Dawid Czopek przekonany argumentami Obajtka nie jest. – Mam spore wątpliwości, czy taka transakcja jest niezbędna, by zapewnić nam dostawy ropy od Arabii Saudyjskiej. Ropa jest przecież towarem normalnym, nie ma wielkiego problemu z jej dostępnością – mówi w rozmowie z Business Insiderem.
Dalsza część artykułu znajduje się pod materiałem wideo
Kolejny "argument": dziennikarze w Polsce "atakują" Saudyjczyków, a we Francji i w innych krajach już nie
Szef Orlenu, broniąc się przed zarzutami, sugeruje, że dziennikarze "mogą komuś służyć". Trudno w ogólne odnosić się do tych "argumentów", jednak Daniel Obajtek wskazuje, że w innych krajach jest zupełnie inaczej.
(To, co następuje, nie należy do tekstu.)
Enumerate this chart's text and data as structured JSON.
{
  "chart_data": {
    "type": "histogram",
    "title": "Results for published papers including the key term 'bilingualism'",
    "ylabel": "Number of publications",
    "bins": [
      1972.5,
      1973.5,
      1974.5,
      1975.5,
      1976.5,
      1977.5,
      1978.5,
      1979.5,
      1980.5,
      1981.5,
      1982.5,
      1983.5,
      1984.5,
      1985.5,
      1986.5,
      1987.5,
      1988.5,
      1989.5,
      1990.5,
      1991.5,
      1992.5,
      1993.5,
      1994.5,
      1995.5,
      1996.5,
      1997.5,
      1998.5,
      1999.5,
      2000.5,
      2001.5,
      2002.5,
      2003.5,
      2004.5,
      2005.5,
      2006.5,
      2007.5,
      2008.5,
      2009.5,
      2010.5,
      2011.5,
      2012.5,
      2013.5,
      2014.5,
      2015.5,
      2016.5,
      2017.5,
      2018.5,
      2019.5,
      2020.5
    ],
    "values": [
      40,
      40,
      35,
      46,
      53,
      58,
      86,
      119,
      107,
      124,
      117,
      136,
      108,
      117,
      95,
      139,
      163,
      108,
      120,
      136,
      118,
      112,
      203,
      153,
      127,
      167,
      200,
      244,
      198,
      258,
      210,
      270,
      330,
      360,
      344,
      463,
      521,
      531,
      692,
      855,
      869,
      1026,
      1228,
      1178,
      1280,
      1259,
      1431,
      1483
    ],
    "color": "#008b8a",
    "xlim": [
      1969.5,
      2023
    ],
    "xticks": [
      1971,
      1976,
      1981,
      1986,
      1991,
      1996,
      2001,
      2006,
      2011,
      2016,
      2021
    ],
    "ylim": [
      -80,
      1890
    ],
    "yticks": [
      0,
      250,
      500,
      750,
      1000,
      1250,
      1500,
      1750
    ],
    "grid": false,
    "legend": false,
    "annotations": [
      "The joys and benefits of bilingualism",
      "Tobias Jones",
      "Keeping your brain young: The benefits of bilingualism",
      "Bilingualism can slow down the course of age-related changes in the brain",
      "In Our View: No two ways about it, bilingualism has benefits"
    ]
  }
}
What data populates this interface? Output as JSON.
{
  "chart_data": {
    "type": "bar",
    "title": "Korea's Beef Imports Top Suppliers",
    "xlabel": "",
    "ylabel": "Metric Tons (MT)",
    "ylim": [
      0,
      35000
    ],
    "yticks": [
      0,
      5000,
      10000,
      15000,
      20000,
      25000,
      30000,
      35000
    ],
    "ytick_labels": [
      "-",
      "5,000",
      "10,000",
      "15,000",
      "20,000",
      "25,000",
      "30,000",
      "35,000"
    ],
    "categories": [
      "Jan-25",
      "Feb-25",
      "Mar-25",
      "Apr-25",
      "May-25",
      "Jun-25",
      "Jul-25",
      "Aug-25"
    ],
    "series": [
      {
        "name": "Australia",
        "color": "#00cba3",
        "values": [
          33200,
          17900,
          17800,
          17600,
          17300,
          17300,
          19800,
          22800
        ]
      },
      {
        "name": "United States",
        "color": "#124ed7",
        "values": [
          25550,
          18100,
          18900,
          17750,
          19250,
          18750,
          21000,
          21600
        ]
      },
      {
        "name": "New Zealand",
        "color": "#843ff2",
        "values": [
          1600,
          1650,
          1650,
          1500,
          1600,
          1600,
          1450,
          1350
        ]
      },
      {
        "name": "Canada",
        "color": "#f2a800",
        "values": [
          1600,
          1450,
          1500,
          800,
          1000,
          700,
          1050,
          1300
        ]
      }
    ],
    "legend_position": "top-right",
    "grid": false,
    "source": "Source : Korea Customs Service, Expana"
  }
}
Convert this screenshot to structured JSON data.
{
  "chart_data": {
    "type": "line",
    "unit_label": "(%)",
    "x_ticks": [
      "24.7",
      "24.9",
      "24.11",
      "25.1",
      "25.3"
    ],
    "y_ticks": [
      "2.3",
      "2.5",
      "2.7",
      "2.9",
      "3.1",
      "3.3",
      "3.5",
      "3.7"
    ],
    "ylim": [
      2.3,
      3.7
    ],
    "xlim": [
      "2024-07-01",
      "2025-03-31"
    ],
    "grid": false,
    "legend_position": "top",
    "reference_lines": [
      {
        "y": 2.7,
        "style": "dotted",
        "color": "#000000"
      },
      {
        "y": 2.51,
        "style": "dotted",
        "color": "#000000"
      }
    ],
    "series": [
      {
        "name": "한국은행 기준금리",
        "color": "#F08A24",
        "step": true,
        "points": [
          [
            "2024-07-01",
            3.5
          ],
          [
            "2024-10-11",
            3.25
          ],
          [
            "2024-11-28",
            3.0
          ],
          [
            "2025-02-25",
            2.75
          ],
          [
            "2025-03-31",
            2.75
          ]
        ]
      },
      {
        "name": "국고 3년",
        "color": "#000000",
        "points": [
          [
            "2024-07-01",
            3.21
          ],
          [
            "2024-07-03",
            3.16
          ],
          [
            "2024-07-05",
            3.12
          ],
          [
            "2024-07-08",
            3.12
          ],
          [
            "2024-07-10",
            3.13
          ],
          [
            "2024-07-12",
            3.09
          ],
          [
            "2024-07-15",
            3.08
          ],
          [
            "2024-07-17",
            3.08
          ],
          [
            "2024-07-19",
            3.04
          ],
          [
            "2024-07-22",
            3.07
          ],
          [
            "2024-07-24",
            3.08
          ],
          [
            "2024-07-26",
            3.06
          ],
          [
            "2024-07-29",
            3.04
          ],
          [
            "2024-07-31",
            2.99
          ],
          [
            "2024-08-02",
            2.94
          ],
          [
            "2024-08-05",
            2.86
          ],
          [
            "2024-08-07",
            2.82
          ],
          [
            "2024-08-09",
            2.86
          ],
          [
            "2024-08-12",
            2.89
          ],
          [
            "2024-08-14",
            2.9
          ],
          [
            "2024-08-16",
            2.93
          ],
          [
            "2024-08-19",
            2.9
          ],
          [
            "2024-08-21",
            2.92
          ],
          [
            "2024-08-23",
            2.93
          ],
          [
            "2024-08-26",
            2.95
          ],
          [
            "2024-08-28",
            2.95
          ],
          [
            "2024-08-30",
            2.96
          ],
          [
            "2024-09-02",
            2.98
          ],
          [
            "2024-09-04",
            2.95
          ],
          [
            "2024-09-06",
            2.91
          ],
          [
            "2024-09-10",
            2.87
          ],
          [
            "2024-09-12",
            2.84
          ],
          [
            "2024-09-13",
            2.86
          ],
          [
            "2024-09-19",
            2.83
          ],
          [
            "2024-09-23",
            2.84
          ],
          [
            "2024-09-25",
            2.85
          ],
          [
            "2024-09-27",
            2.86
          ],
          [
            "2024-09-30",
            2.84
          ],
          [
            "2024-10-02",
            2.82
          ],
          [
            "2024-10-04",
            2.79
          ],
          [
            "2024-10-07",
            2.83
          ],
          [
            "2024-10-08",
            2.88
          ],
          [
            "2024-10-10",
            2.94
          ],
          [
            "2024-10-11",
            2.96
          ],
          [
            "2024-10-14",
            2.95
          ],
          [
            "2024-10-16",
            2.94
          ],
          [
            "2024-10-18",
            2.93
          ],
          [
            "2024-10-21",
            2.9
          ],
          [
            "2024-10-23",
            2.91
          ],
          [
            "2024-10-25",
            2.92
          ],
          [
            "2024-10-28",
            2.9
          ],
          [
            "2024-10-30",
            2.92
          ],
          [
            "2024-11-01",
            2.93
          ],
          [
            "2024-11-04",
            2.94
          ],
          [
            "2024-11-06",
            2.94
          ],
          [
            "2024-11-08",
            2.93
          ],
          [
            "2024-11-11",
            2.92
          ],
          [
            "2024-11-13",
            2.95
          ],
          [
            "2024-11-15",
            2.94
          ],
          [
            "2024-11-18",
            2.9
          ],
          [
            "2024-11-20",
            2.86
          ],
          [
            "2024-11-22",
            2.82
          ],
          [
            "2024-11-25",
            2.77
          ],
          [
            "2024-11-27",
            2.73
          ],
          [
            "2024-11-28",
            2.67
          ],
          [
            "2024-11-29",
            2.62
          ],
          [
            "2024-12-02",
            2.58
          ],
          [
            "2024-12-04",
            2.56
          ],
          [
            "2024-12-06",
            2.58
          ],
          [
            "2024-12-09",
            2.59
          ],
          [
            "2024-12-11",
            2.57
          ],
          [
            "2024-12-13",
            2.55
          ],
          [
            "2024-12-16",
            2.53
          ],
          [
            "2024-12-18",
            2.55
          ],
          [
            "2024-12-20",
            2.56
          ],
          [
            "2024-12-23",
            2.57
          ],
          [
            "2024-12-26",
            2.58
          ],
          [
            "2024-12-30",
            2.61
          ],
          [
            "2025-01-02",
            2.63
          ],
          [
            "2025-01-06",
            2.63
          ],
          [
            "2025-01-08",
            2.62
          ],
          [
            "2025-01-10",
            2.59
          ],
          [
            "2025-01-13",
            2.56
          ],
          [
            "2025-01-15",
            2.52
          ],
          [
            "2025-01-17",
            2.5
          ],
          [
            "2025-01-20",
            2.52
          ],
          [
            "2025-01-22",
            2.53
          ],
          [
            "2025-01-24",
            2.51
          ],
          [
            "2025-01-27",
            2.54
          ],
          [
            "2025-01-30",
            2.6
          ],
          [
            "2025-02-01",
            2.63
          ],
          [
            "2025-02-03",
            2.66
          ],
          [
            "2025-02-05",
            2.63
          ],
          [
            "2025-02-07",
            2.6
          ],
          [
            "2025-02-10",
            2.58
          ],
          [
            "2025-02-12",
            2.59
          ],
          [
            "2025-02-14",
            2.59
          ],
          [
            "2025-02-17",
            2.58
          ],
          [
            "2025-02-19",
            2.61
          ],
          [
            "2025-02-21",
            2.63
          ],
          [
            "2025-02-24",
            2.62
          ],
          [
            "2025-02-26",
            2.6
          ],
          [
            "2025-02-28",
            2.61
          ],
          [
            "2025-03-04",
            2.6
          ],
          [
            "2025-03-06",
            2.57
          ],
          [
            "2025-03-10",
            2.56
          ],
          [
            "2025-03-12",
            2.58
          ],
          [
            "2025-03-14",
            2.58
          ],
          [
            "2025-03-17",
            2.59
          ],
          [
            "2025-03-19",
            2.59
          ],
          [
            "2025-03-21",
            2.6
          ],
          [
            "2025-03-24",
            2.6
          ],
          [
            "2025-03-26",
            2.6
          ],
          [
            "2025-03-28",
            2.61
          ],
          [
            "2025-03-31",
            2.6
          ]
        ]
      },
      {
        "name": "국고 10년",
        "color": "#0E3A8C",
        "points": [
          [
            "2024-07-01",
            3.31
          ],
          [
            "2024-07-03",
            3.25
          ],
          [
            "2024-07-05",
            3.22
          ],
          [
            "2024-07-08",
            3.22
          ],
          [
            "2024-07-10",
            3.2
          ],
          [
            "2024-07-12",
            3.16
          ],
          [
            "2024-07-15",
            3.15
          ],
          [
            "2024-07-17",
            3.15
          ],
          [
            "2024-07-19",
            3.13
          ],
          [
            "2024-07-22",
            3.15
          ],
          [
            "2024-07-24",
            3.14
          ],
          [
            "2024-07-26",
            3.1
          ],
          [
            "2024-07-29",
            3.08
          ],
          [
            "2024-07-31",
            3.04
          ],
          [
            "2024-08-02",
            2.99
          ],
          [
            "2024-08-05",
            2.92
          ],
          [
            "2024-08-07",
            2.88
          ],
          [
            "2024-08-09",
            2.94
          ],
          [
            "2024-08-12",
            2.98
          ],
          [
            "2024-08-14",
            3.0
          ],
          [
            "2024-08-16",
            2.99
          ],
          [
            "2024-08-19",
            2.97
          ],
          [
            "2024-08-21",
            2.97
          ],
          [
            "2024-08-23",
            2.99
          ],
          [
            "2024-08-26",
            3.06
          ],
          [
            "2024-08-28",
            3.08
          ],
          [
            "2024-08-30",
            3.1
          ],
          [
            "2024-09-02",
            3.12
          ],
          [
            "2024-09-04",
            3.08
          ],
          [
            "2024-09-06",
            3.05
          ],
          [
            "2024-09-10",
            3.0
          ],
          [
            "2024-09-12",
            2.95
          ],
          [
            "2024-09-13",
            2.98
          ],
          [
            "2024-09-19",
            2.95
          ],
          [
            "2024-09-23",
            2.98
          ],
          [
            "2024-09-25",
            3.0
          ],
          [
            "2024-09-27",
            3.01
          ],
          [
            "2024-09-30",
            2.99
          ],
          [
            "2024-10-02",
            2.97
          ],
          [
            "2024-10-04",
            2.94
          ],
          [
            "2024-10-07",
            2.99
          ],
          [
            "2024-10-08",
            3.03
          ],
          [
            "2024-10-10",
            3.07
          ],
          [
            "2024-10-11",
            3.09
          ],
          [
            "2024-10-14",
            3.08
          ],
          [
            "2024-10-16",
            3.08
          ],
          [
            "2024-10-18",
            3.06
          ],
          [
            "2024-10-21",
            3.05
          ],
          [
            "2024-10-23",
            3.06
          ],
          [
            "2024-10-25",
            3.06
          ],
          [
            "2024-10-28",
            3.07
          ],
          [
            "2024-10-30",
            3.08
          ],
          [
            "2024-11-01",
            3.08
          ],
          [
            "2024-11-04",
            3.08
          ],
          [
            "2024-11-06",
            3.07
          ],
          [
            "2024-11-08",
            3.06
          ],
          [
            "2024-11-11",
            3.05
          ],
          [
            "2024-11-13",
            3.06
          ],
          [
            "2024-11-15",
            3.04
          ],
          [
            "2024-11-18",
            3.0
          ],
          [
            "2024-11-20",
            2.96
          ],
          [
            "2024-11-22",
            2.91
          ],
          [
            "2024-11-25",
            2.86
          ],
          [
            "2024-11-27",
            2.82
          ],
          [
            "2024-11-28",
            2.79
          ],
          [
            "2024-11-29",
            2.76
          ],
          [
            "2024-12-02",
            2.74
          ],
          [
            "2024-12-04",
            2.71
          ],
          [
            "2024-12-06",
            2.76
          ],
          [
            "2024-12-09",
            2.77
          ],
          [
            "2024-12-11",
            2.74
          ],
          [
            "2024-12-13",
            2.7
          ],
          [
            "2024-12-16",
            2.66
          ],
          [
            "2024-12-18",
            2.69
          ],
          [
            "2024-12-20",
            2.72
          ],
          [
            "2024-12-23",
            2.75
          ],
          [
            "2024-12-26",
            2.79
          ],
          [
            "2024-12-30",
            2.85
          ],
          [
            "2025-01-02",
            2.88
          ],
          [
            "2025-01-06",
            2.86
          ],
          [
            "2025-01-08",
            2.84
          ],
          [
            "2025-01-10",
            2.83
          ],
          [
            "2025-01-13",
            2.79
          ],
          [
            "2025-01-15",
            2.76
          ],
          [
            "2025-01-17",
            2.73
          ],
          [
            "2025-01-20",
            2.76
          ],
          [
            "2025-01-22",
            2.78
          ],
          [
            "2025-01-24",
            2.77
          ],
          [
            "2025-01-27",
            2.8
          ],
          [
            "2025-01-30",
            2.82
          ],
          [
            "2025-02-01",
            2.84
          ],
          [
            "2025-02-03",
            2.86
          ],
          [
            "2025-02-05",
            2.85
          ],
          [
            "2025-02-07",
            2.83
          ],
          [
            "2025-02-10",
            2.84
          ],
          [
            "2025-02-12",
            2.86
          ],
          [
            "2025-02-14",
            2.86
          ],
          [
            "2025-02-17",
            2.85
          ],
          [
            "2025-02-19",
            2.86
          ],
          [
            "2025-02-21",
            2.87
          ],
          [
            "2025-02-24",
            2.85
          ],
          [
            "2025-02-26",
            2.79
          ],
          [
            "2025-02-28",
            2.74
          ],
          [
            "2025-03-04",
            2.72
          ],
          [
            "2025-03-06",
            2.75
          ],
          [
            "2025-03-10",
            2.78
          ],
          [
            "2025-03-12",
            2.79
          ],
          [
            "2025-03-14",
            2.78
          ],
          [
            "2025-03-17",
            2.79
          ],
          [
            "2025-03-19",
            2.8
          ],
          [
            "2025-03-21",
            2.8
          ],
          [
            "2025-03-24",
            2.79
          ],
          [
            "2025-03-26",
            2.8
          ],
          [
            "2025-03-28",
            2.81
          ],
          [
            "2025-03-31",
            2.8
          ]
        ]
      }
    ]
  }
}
Za przykład podaje Francję. Tam – jak mówi – Saudi Aramco podpisało umowę z Francuzami na 11 mld dol. i wielkich kontrowersji nie było. Dawid Czopek jednak zwraca uwagę, że porównania z sytuacją rafinerii są tu – delikatnie mówiąc – nietrafione. Chodzi bowiem o inwestycję nie we Francji, a w samej Arabii Saudyjskiej. I przedmiotem inwestycji jest budowa rafinerii, a nie jej sprzedaż. Na dodatek – jak podkreśla Czopek – chodzi tu o TotalEnergies, a to prywatny koncern, a nie o państwową własność.
Prezes Obajtek ma też inne argumenty. Szukając "dziury w całym", dziennikarze atakują "znane międzynarodowe kancelarie prawne czy firmy doradcze". Tyle że to dość dziwaczna linia obrony. W końcu kancelarie – ich nazw w nagraniu Obajtek nie wymienia – mają obowiązek działać na korzyść klienta. W tym przypadku może to być Orlen, ale może i być Saudi Aramco. Nie jest jednak tak, że międzynarodowa kancelaria myśli przede wszystkim o polskim interesie. Inna kwestia jest taka, że kancelariom prawnym pewnie zależało na szybkim podpisaniu umowy – od tego może zależeć ich wynagrodzenie.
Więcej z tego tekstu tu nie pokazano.